Библија

 

Exodus 26

Студија

   

1 Den tabernakel nu zult gij maken van tien gordijnen, van fijn getweernd linnen, en hemelsblauw, en purper, en scharlaken, met cherubim; van het allerkunstelijkste werk zult gij ze maken.

2 De lengte van een gordijn zal van acht en twintig ellen zijn, en de breedte ener gordijn van vier ellen; al deze gordijnen zullen een maat hebben.

3 Er zullen vijf gordijnen samengevoegd zijn, de een aan de andere; wederom zullen er vijf gordijnen samengevoegd zijn, de een aan de andere.

4 En gij zult hemelsblauwe striklisjes maken aan den kant van de ene gordijn, aan het uiterste, in de samenvoeging; alzo zult gij ook doen aan den uitersten kant der gordijn, aan de tweede samenvoegende.

5 Vijftig striklisjes zult gij aan de ene gordijn maken, en Vijftig striklisjes zult gij maken aan het uiterste der gordijn, dat aan de tweede samenvoegende is; deze striklisjes zullen het ene aan het andere samenvatten.

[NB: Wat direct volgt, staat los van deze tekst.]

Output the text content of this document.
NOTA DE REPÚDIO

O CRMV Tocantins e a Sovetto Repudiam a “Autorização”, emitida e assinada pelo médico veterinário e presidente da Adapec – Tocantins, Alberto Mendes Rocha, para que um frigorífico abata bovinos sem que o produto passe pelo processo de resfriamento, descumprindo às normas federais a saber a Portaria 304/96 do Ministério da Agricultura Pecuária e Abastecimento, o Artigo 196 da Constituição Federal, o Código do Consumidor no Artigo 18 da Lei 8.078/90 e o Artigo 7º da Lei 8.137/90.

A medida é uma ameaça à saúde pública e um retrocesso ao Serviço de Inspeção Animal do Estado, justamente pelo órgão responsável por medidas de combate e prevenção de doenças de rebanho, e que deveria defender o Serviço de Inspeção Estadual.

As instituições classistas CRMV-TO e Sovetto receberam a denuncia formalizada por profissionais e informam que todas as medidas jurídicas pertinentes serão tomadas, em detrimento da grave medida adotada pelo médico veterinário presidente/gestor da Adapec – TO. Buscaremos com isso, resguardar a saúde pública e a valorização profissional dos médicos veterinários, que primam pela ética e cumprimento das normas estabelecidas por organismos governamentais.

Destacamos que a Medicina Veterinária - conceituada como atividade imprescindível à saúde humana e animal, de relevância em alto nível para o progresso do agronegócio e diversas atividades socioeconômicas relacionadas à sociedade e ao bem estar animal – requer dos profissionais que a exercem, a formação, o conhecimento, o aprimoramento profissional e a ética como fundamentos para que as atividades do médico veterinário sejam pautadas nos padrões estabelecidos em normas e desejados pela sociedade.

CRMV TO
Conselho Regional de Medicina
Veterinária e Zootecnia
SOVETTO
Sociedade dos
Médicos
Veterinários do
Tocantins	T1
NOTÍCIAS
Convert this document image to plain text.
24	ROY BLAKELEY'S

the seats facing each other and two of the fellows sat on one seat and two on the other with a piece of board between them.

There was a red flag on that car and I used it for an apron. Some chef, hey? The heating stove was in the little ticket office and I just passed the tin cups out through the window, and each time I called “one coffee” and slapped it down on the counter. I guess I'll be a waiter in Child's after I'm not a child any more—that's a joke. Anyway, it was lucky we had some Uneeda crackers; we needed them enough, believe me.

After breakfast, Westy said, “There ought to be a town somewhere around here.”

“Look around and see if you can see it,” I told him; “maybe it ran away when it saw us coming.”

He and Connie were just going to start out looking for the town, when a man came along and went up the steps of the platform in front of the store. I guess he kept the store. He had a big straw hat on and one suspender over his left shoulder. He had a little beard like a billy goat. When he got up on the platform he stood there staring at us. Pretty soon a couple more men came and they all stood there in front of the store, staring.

6 Gij zult ook vijftig gouden haakjes maken, en zult de gordijnen samenvoegen, de ene aan de andere, met deze haakjes, opdat het een tabernakel zij.

7 Ook zult gij gordijnen uit geiten haar maken tot een tent over den tabernakel; van elf gordijnen zult gij die maken.

8 De lengte ener gordijn zal dertig ellen zijn, en de breedte ener gordijn vier ellen; deze elf gordijnen zullen een maat hebben.

9 En gij zult vijf dezer gordijnen aan elkander bijzonder voegen, en zes dezer gordijnen bijzonder; en de zesde dezer gordijnen zult gij dubbel maken, recht voorop de tent.

10 En gij zult vijftig striklisjes maken aan den kant van de ene gordijn, het uiterste in de samenvoeging, en vijftig striklisjes aan den kant van de gordijn, die de tweede samenvoegende is.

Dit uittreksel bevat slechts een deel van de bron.